On McCarthy, Helms makes music married to the sensate world. Their songs are testaments to the act of being and the life cycle. It's all in the dynamics, as gentle waves of guitar sound intimating the quietness of birth give way to super squalls of notes and energy, much like life's buffeting winds. Then there are the retrenchments back into silence, and not just at song's end. This is not so much like death as a gathering of strength before the next go-round.
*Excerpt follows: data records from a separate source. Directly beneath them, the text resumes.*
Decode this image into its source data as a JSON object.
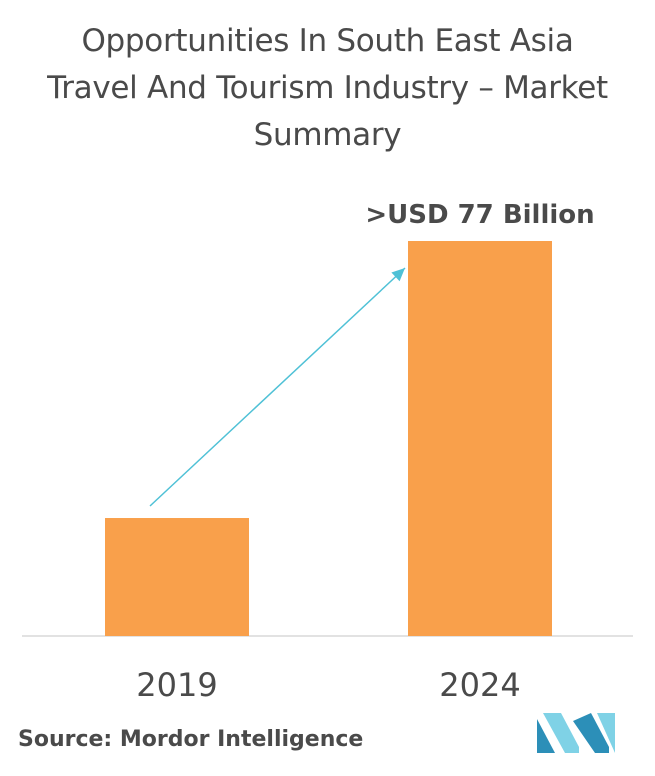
{
  "title": "Opportunities In South East Asia Travel And Tourism Industry – Market Summary",
  "source": "Source: Mordor Intelligence",
  "colors": {
    "bar": "#f9a04b",
    "arrow": "#4fc1d6",
    "text": "#4a4a4a",
    "logo_dark": "#2c8fb8",
    "logo_light": "#7fd2e6"
  },
  "logo_icon": "mordor-intelligence-logo",
  "chart_data": {
    "type": "bar",
    "categories": [
      "2019",
      "2024"
    ],
    "values": [
      23,
      77
    ],
    "data_labels": [
      "",
      ">USD 77 Billion"
    ],
    "title": "",
    "xlabel": "",
    "ylabel": "",
    "ylim": [
      0,
      77
    ],
    "grid": false,
    "trend_arrow": true
  }
}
The words as sung/spoken by guitarist Sean McCarthy (who with drumming brother Dan McCarthy shares the title of this disc, while the band name's source is bassist Tina McCarthy, whose maiden name is Helms) are mostly concerned with seemingly simple insensate objects which, when acknowledged via lyrical focus, gain totemic power. Their own instruments are self-reflexively appointed to such status in the lyrics (see "It Takes Skin To Win"), as are the homely household objects found and itemized in a dresser drawer (see "Cornish, New Hampshire"). It is Helms's art to place such articles in a firmament of meaning. In Helms's universe even elemental experience, expressed with the shout of "I've got!," becomes an essential act of becoming. Meanwhile the trinity of guitar, bass and drums restlessly search for novel ways to punctuate, embellish, and link the micro-imagery to forces far more sublime.

Some have compared Helms to other practitioners of the Chicago School of Post-Slint Rock. With McCarthy, their second album, they take their place at the head of the class--not that such an unassuming band would ever feel comfortable there.